How is an open appendectomy performed?

You will be given general anesthesia, which means you will sleep throughout the entire procedure. A 2-to 3-inch incision will be made in the lower right portion of your abdomen. Your abdominal muscles will be separated and an entry way will be created into your abdominal cavity. On entering into the abdominal cavity, your appendix will be located. Your appendix will then be tied off with sutures and removed. If Dr. Shakov finds your appendix to be ruptured, he or she will wash your abdomen thoroughly with saline and place a small tube in the incision to drain out any fluids or pus. Your surgeon will then close the lining of your abdominal cavity and abdominal muscles with stitches. On completion of the procedure, the appendix will be sent to the laboratory for analysis. Dr. Shakov will close your skin incision with sutures or surgical staples and apply sterile dressings over the surgical wound.

What can I expect after the procedure?

You will be admitted in the hospital for up toa week. You will be given antibioticsand pain medications by Dr. Shakov. It is quite normal to feel constipated and you will be prescribed medicines for the same by Dr. Shakov. You will be instructed on proper wound care and activity restrictions. You may return to your normal activities in a week or two after your procedure. You will need to avoid strenuous activities for four to six weeks following your open appendectomy. Dr. Shakov will make arrangements for your follow-up visits, usually two to three weeks after your procedure. Stitches will be removed during a follow-up visit to Dr. Shakov’s office.

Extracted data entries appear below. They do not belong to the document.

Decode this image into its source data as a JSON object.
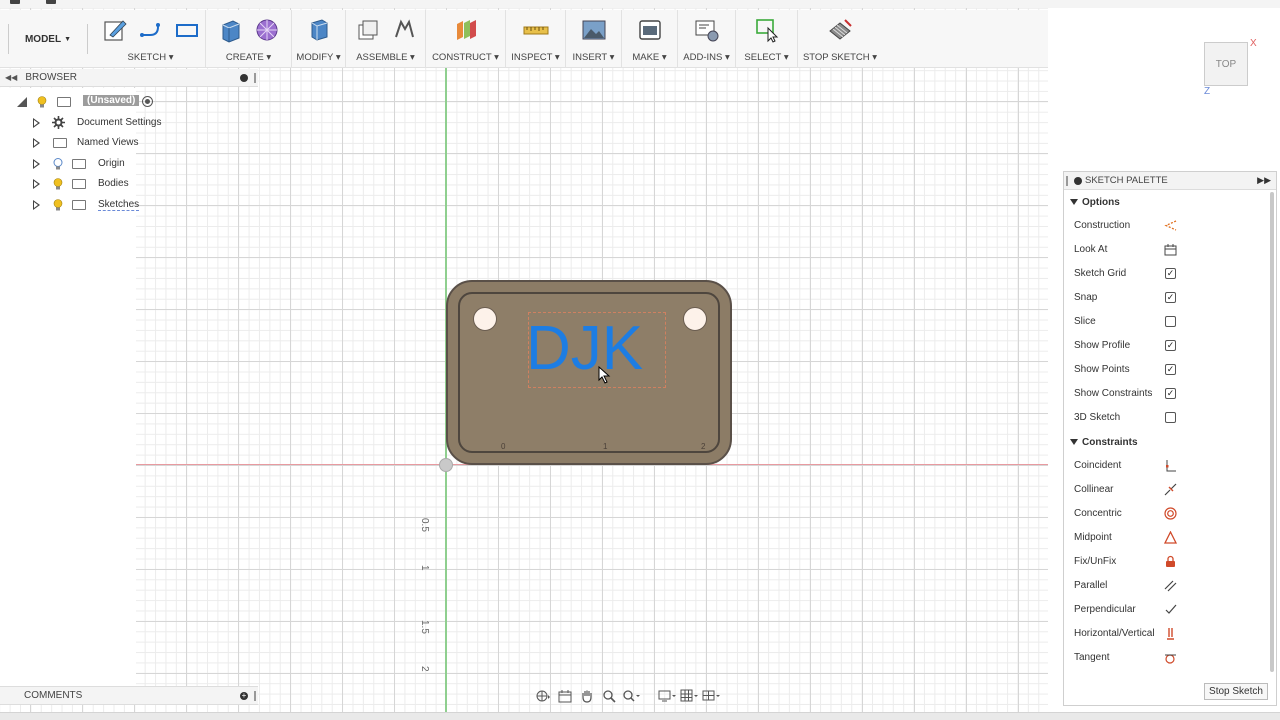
{
  "workspace": {
    "label": "MODEL"
  },
  "toolbar": {
    "groups": [
      {
        "key": "sketch",
        "label": "SKETCH ▾"
      },
      {
        "key": "create",
        "label": "CREATE ▾"
      },
      {
        "key": "modify",
        "label": "MODIFY ▾"
      },
      {
        "key": "assemble",
        "label": "ASSEMBLE ▾"
      },
      {
        "key": "construct",
        "label": "CONSTRUCT ▾"
      },
      {
        "key": "inspect",
        "label": "INSPECT ▾"
      },
      {
        "key": "insert",
        "label": "INSERT ▾"
      },
      {
        "key": "make",
        "label": "MAKE ▾"
      },
      {
        "key": "addins",
        "label": "ADD-INS ▾"
      },
      {
        "key": "select",
        "label": "SELECT ▾"
      },
      {
        "key": "stopsketch",
        "label": "STOP SKETCH ▾"
      }
    ]
  },
  "browser": {
    "title": "BROWSER",
    "root": "(Unsaved)",
    "items": [
      {
        "label": "Document Settings",
        "icon": "gear-icon"
      },
      {
        "label": "Named Views",
        "icon": "folder-icon"
      },
      {
        "label": "Origin",
        "icon": "folder-icon"
      },
      {
        "label": "Bodies",
        "icon": "folder-icon"
      },
      {
        "label": "Sketches",
        "icon": "folder-icon"
      }
    ]
  },
  "canvas": {
    "plate_text": "DJK",
    "plate_ticks": [
      "0",
      "1",
      "2"
    ],
    "ruler": [
      "0.5",
      "1",
      "1.5",
      "2"
    ]
  },
  "viewcube": {
    "face": "TOP",
    "x_axis": "X",
    "z_axis": "Z"
  },
  "palette": {
    "title": "SKETCH PALETTE",
    "options_title": "Options",
    "options": [
      {
        "label": "Construction",
        "control": "icon",
        "icon": "construction-icon"
      },
      {
        "label": "Look At",
        "control": "icon",
        "icon": "look-at-icon"
      },
      {
        "label": "Sketch Grid",
        "control": "checkbox",
        "checked": true
      },
      {
        "label": "Snap",
        "control": "checkbox",
        "checked": true
      },
      {
        "label": "Slice",
        "control": "checkbox",
        "checked": false
      },
      {
        "label": "Show Profile",
        "control": "checkbox",
        "checked": true
      },
      {
        "label": "Show Points",
        "control": "checkbox",
        "checked": true
      },
      {
        "label": "Show Constraints",
        "control": "checkbox",
        "checked": true
      },
      {
        "label": "3D Sketch",
        "control": "checkbox",
        "checked": false
      }
    ],
    "constraints_title": "Constraints",
    "constraints": [
      {
        "label": "Coincident",
        "icon": "coincident-icon"
      },
      {
        "label": "Collinear",
        "icon": "collinear-icon"
      },
      {
        "label": "Concentric",
        "icon": "concentric-icon"
      },
      {
        "label": "Midpoint",
        "icon": "midpoint-icon"
      },
      {
        "label": "Fix/UnFix",
        "icon": "fix-lock-icon"
      },
      {
        "label": "Parallel",
        "icon": "parallel-icon"
      },
      {
        "label": "Perpendicular",
        "icon": "perpendicular-icon"
      },
      {
        "label": "Horizontal/Vertical",
        "icon": "horizontal-vertical-icon"
      },
      {
        "label": "Tangent",
        "icon": "tangent-icon"
      }
    ],
    "stop_button": "Stop Sketch"
  },
  "comments": {
    "title": "COMMENTS"
  },
  "colors": {
    "accent": "#1d7de3",
    "plate": "#8c7c66",
    "constraint": "#d04a2a"
  }
}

When to seek medical advice?

It is important to check for any signs of problems during your postoperative period. Contact Dr. Shakov immediately if you experience any of the following symptoms:

  • Increasing pain or swelling
  • Repeated vomiting
  • Persistent fever above 101 degrees Fahrenheit
  • Bleeding or discharge from the incision site
  • Difficulty breathing or persistent coughing

What are the risks of an open appendectomy?

Appendectomies are one of the most commonly performed surgical procedures and long-term complications are rare. Some of the potential risks include wound infection, bleeding under the skin (haematoma), scarring, and hernia.